Interplanetary Storm Chasing
The oddly shaped storm was first spotted by the Voyager spacecraft in 1981 and revisited by the Cassini-Huygens mission in 2006. It has puzzled astronomers for decades, although several theories have been put forth over the years. Research in 2015 postulated that the storm gets its shape from a jet stream flowing east in the planet’s atmosphere, which essentially flattens the typical circular pattern of such a weather phenomenon. In 2018, after analyzing data from the Cassini mission, researchers spotted a high-altitude vortex that matched the storm’s lower altitude vortex, which led to the idea that the storm might be tower-shaped.
Now, building on that previous research, two scientists out of Harvard University have tossed another theory into the ring regarding the hurricane.
In computer simulations, they’ve been able to show how a multi-sided monster storm could be formed when small vortices, or cyclones, form closer to the surface of Saturn and then rise and merge with the jet stream, which already contains its own share of storms, creating a pinching effect that shapes the storm.
“This jet is going around and around the planet, and it has to coexist with these localized [smaller] storms,” said research associate Rakesh K. Yadav, who works in Bloxham’s lab in Harvard’s Department of Earth and Planetary Sciences and is the study’s lead author.
Rubber Band Ball
“Think of it like this,” he continued. “Imagine we have a rubber band, and we place a bunch of smaller rubber bands around it, and then we just squeeze the entire thing from the outside. That central ring is going to be compressed by some inches and form some weird shape with a certain number of edges. That’s basically the physics of what’s happening. We have these smaller storms, and they’re basically pinching the larger storms at the polar region, and since they have to coexist, they have to somehow find a space to basically house each system. By doing that, they end up making this polygonal shape.”
While the simulation the researchers ran for a month produced nine-sided storms instead of six, they believe it still serves as proof of concept for how such a storm could form.

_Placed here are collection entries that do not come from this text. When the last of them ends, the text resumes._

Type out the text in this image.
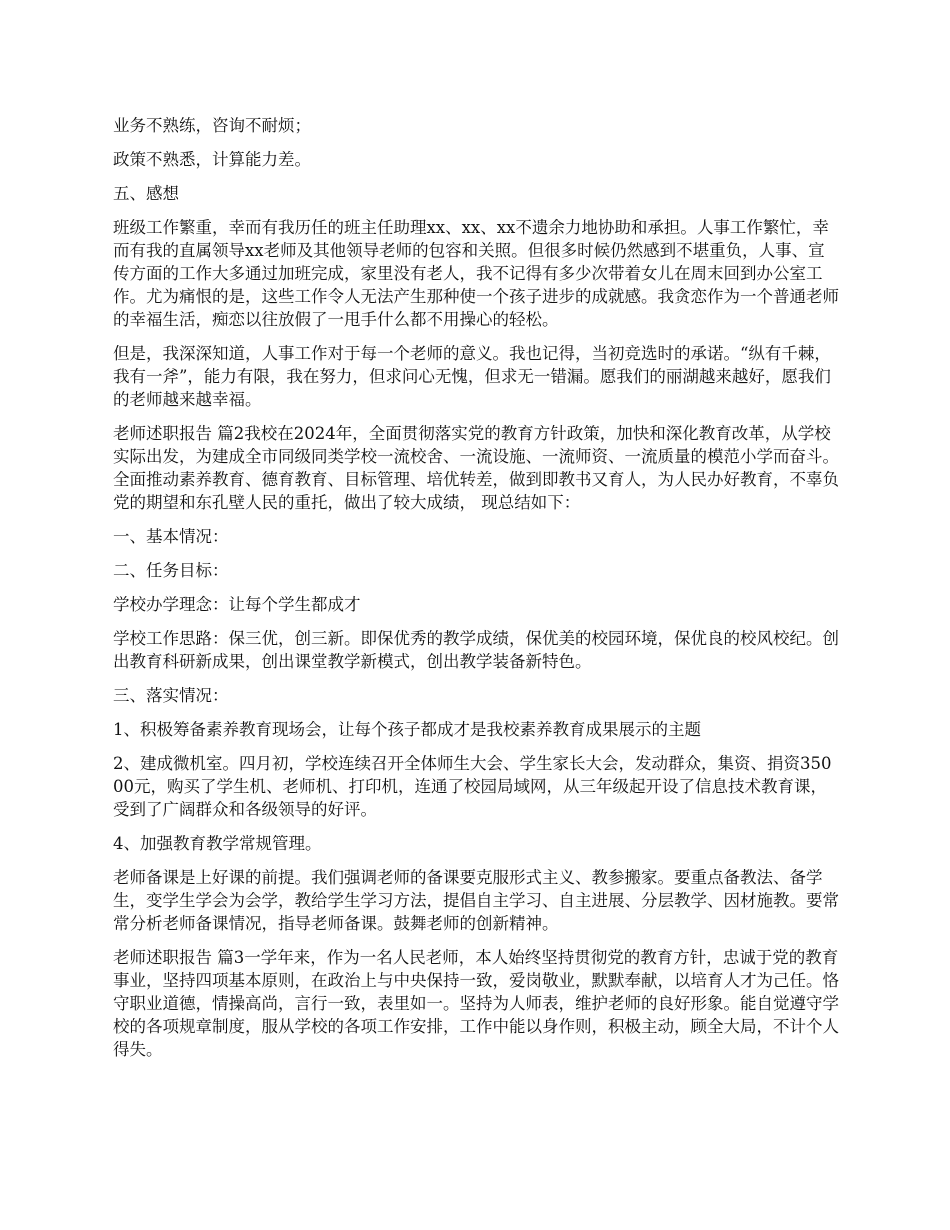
业务不熟练，咨询不耐烦；

政策不熟悉，计算能力差。

五、感想

班级工作繁重，幸而有我历任的班主任助理xx、xx、xx不遗余力地协助和承担。人事工作繁忙，幸而有我的直属领导xx老师及其他领导老师的包容和关照。但很多时候仍然感到不堪重负，人事、宣传方面的工作大多通过加班完成，家里没有老人，我不记得有多少次带着女儿在周末回到办公室工作。尤为痛恨的是，这些工作令人无法产生那种使一个孩子进步的成就感。我贪恋作为一个普通老师的幸福生活，痴恋以往放假了一甩手什么都不用操心的轻松。

但是，我深深知道，人事工作对于每一个老师的意义。我也记得，当初竞选时的承诺。“纵有千棘，我有一斧”，能力有限，我在努力，但求问心无愧，但求无一错漏。愿我们的丽湖越来越好，愿我们的老师越来越幸福。

老师述职报告 篇2我校在2024年，全面贯彻落实党的教育方针政策，加快和深化教育改革，从学校实际出发，为建成全市同级同类学校一流校舍、一流设施、一流师资、一流质量的模范小学而奋斗。全面推动素养教育、德育教育、目标管理、培优转差，做到即教书又育人，为人民办好教育，不辜负党的期望和东孔壁人民的重托，做出了较大成绩， 现总结如下：

一、基本情况：

二、任务目标：

学校办学理念：让每个学生都成才

学校工作思路：保三优，创三新。即保优秀的教学成绩，保优美的校园环境，保优良的校风校纪。创出教育科研新成果，创出课堂教学新模式，创出教学装备新特色。

三、落实情况：

1、积极筹备素养教育现场会，让每个孩子都成才是我校素养教育成果展示的主题

2、建成微机室。四月初，学校连续召开全体师生大会、学生家长大会，发动群众，集资、捐资35000元，购买了学生机、老师机、打印机，连通了校园局域网，从三年级起开设了信息技术教育课，受到了广阔群众和各级领导的好评。

4、加强教育教学常规管理。

老师备课是上好课的前提。我们强调老师的备课要克服形式主义、教参搬家。要重点备教法、备学生，变学生学会为会学，教给学生学习方法，提倡自主学习、自主进展、分层教学、因材施教。要常常分析老师备课情况，指导老师备课。鼓舞老师的创新精神。

老师述职报告 篇3一学年来，作为一名人民老师，本人始终坚持贯彻党的教育方针，忠诚于党的教育事业，坚持四项基本原则，在政治上与中央保持一致，爱岗敬业，默默奉献，以培育人才为己任。恪守职业道德，情操高尚，言行一致，表里如一。坚持为人师表，维护老师的良好形象。能自觉遵守学校的各项规章制度，服从学校的各项工作安排，工作中能以身作则，积极主动，顾全大局，不计个人得失。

Their work also leads them to agree with past research that says the storm is actually thousands—rather than hundreds—of miles deep. This would explain the effects of convection upwelling from deep in the planet’s atmosphere, creating vortices, and keeping the storm energized.
“The hexagonal flow pattern on Saturn is a striking example of turbulent self-organization,” the researchers wrote in their paper. “Our model simultaneously and self-consistently produces alternating zonal jets, the polar cyclone, and hexagon-like polygonal structures similar to those observed on Saturn.”
While researchers will no doubt continue to close in on how Saturn’s mysterious storm, they will mostly have to rely on data from Voyager and Cassini. That’s because direct telescopic observations are limited by Saturn’s weather and lengthy seasonal patterns. The planet takes a full 30 years to orbit our sun, half of which time the north pole is in darkness. Even when it is in full sun, the cloud cover can make it hard to see into the deep atmosphere.
The work has been published in the peer-reviewed journal, PNAS.